Il corpo si raffredda, il metabolismo rallenta.

La macchina per il neuromonitoraggio multimodale è attiva, i valori visibili sul monitor. «Ossimetria cerebrale e doppler bilaterale sulle arterie di destra e sinistra sono nella norma» dice qualcuno. Forse è un medico. Anche lui ha il viso coperto.

Il cuore è esangue ora, i polmoni immobili, il corpo pronto al trapianto.

«Ci siamo» dico.

Loro osservano i miei gesti, mi passano gli strumenti, non mi perdono di vista un solo istante, si fanno cenni con gli occhi, e gli occhi sono la sola parte del loro volto che riesco a vedere.

Dicono: «Abbiamo chiamato te, perché sappiamo che sei il migliore.» Dicono: «Sei giovane.» Dicono: «Dove hai imparato a fare queste cose?»

Seziono gli atri.

Recido aorta e arteria poco al di sopra delle valvole.

Asporto i due ventricoli.

Estraggo dal torace il cuore malato.

Metto al suo posto il cuore sano.

Ricongiungo lembi, suturo margini, fisso monconi.

Arresto la circolazione extracorporea.

Infine defibrillo il nuovo cuore, e il nuovo cuore comincia a pompare sangue, attraversato da impulsi elettrici, accucciato tra diaframma e polmoni.

«Puoi andare» dicono.

«Da questo momento non è più affare tuo» dicono.

Mi sfilo il camice imbrattato di sangue e mi guardo intorno.

I macchinari ancora funzionanti, le pareti bianche, i passamontagna scuri, le garze sparse ovunque sul pavimento, disseminate sui piani, incastrate tra bisturi e divaricatori.

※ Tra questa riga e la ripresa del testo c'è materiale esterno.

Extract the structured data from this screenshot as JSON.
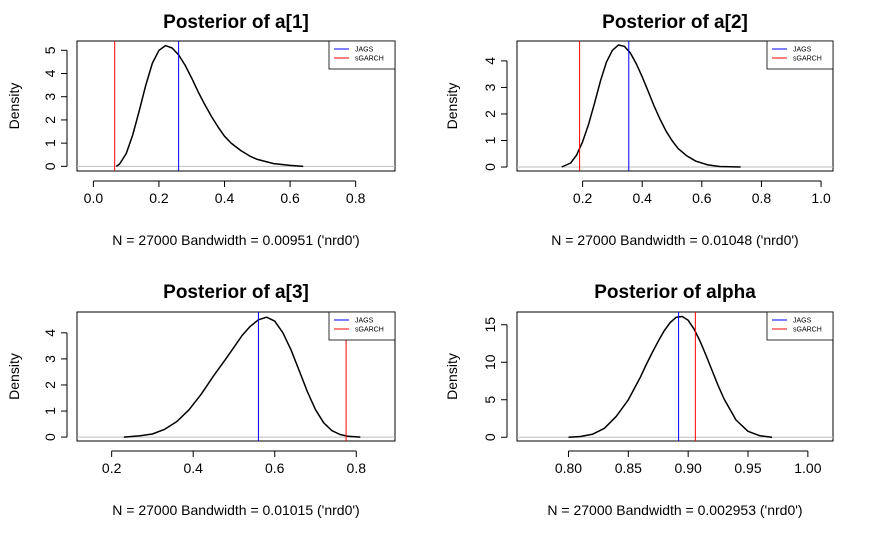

Il cuore che ho estratto dal torace è riverso su un vassoio, grande quanto il pugno di una mano. Lo guardo. Mi sento mancare. Mi appoggio alla parete per non cadere.

Uno di loro si avvicina.

Indico il corpo sul tavolo operatorio, il torace ancora aperto, il cuore che pulsa scoperto. «Il 15 percento dei pazienti che hanno subìto un trapianto di cuore muore entro il primo anno» dico.

«A noi non serve che sopravviva un anno, ci basta che riprenda conoscenza solo per un giorno» mi dice l’uomo, poi mi allunga una borsa piena di soldi.